Aradan 5-6 gün geçmişti. Batman merkezinde Çocuk Şube Müdürlüğüne yakın bir evde bulunan sığınakta tutulduğunu ve daha sonra, Batman dışına çıkarılıp başka sığınaklarda alıkonulduğuna dair bilgiler aldım. Bundan sonra, Batman dışında çocuğumu aramaya başladım. Aradan 8 ay geçtikten sonra, -kaçırılıp sonradan serbest bırakılan - bir şahıs bana gelip: ‘Oğlunla aynı sığınakta beraberdik’ dedi.

Bu haber üzerine, yaşlı halimle ve elimdeki bilgilerle yeniden aramalara başladım.1996 yılında evimize gelen bir telefonda; oğlumun, Silvan ilçesine bağlı Susa köyünde bir sığınakta tutulduğunu söylediler. Silvan’a gittim ve oradaki yetkili makamlara başvuruda bulundum. Adres belirttim. Ama oradan da bir netice alamadım.

‘KAPIMIZI ÇALACAK DİYE BEKLİYORUM’

Aradan çeyrek asır gibi bir zaman dilimi geçti halen umudumu yitirmiş değilim. Oğlum bir gün kapımızı çalacak diye bekliyorum. Tabi ki bu benim umudum. Oğlumun kemikleri dahi bulunsaydı biraz rahatlardım. Hiç olmazsa ziyaret edeceğim bir mezarım olurdu.”

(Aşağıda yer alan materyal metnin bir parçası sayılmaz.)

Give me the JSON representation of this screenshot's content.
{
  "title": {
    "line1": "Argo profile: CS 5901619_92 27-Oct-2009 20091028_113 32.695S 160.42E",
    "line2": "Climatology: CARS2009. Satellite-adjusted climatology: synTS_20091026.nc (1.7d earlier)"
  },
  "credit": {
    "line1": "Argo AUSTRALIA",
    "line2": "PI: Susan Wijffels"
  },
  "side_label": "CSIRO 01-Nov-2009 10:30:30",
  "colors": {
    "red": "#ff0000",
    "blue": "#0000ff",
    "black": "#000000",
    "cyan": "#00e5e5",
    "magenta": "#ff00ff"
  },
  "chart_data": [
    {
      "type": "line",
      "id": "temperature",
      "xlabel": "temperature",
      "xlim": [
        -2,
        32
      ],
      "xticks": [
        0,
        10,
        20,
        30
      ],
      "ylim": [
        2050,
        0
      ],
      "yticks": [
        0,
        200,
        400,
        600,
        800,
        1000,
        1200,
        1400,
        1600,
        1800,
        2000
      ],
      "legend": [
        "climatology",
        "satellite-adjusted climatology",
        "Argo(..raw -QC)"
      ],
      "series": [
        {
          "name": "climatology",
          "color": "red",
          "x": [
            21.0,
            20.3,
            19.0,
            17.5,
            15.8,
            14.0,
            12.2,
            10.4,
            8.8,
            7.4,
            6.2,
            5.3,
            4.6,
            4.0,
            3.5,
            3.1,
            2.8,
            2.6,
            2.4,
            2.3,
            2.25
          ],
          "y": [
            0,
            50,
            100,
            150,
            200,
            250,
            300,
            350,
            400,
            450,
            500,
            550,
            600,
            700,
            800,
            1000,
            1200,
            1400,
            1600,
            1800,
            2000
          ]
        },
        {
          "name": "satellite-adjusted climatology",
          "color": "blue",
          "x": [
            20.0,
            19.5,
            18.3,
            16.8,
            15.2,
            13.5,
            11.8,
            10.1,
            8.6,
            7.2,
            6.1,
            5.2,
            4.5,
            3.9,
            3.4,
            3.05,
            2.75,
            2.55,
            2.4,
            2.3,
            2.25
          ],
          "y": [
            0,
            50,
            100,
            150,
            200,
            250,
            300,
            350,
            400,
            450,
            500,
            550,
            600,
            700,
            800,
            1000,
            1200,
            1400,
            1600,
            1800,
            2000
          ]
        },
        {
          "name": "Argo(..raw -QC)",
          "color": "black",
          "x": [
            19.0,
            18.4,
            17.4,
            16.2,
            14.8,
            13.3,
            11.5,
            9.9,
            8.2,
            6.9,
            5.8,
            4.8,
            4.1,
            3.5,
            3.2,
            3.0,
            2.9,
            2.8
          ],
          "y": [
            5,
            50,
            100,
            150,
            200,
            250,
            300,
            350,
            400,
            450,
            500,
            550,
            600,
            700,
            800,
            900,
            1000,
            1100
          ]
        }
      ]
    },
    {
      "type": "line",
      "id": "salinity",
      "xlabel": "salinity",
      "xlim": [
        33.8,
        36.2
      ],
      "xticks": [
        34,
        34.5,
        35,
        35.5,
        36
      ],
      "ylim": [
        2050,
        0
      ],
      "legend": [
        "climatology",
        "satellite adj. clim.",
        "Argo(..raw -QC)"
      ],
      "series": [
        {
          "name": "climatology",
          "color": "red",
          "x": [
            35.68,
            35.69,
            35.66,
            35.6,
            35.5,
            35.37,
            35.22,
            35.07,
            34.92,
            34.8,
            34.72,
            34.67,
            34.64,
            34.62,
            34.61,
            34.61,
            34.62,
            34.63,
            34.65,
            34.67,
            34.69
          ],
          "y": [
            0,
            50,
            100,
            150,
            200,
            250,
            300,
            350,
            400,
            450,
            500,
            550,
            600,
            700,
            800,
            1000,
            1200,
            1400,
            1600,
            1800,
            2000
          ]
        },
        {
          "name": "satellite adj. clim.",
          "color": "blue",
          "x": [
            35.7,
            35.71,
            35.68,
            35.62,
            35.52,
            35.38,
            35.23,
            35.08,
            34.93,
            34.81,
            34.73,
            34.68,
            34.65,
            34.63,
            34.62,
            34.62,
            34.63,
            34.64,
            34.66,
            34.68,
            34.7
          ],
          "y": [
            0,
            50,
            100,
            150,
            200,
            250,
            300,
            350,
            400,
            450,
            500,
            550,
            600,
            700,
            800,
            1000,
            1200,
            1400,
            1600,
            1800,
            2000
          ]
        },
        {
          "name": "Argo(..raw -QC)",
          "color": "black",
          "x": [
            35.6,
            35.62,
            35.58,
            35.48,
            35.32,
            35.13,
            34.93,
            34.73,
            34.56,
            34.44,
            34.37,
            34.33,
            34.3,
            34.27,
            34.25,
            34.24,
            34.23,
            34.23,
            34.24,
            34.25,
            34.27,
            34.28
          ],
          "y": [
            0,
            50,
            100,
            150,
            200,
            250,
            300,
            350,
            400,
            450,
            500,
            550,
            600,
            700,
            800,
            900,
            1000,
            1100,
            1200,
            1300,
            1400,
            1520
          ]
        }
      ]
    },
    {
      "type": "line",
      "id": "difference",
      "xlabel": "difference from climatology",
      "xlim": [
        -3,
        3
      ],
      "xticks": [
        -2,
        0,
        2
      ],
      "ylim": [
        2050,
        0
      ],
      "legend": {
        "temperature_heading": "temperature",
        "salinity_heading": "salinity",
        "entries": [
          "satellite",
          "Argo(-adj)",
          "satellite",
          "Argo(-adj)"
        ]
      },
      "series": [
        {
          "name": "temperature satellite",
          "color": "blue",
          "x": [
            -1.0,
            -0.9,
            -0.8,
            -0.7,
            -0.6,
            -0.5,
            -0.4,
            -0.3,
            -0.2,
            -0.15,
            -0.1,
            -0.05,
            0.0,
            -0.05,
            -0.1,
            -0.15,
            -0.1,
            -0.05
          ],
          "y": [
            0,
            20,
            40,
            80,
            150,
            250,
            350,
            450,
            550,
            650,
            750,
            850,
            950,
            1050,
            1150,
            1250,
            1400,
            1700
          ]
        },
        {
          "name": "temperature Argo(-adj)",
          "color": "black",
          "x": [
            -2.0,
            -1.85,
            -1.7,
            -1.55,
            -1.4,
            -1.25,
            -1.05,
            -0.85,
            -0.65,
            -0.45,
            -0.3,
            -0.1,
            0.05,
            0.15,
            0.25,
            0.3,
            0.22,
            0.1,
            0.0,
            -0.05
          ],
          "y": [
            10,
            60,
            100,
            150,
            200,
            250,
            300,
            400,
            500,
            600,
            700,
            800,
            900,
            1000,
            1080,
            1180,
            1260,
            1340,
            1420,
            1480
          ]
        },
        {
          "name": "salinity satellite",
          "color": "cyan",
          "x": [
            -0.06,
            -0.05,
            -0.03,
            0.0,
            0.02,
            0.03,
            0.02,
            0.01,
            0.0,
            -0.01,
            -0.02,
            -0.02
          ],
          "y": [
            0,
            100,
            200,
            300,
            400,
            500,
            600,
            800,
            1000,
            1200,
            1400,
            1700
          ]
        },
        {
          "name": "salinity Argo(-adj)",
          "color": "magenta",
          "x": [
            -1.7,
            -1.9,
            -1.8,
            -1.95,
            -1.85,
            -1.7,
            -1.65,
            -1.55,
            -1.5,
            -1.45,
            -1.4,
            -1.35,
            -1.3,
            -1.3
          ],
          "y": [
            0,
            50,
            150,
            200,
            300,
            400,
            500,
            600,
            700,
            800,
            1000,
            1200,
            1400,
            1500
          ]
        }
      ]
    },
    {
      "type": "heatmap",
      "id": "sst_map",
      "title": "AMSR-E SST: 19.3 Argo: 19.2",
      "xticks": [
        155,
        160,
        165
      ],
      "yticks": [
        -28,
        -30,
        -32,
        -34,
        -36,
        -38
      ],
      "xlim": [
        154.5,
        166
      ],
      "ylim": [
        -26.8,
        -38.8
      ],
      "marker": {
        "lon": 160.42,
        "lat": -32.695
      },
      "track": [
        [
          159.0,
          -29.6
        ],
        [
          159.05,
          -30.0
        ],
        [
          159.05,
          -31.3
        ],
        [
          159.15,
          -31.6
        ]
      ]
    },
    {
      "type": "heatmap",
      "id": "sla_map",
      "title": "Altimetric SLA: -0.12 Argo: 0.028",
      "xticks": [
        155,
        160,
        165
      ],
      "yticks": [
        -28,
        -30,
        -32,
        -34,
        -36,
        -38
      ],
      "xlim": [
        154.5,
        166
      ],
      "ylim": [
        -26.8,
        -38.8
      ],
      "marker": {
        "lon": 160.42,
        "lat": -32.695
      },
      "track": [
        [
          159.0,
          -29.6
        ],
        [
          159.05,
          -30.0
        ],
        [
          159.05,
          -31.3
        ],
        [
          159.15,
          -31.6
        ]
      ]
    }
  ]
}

İHD Şube Eşbaşkanı Yıldız, o günden beridir aramadık yer bırakmayan baba İbrahim Kürsep’in, acılarının çok büyük olduğunu, oğullarının akıbetini merak ettiklerini ve sorumluların biran önce belirlenip, faillerin adalet önünde hesap vermelerini umduklarını dile getirdi. 

‘VAZGEÇMEYECEĞİZ!’

Gözaltında kayıplara karşı mücadele yürütenler olarak hakikat adına, adalet adına, vicdan ve insanlık onuru adına mücadelelerinden asla vazgeçmeyeceklerini vurgulayan Yıldız, sözlerini “Bizlerden koparılan canlarımızın hesabını sormaya devam edeceğimizi, kalbimizden, bedenimizden, ruhumuzdan kopartılarak kaybedilen kayıp insanlarımız bulununcaya ve failler yakalanıp cezalandırılıncaya dek bu eylem ve etkinliklerimizden asla vaz geçmeyeceğimizi buradan bir kez daha yineliyoruz” diyerek sonlandırdı.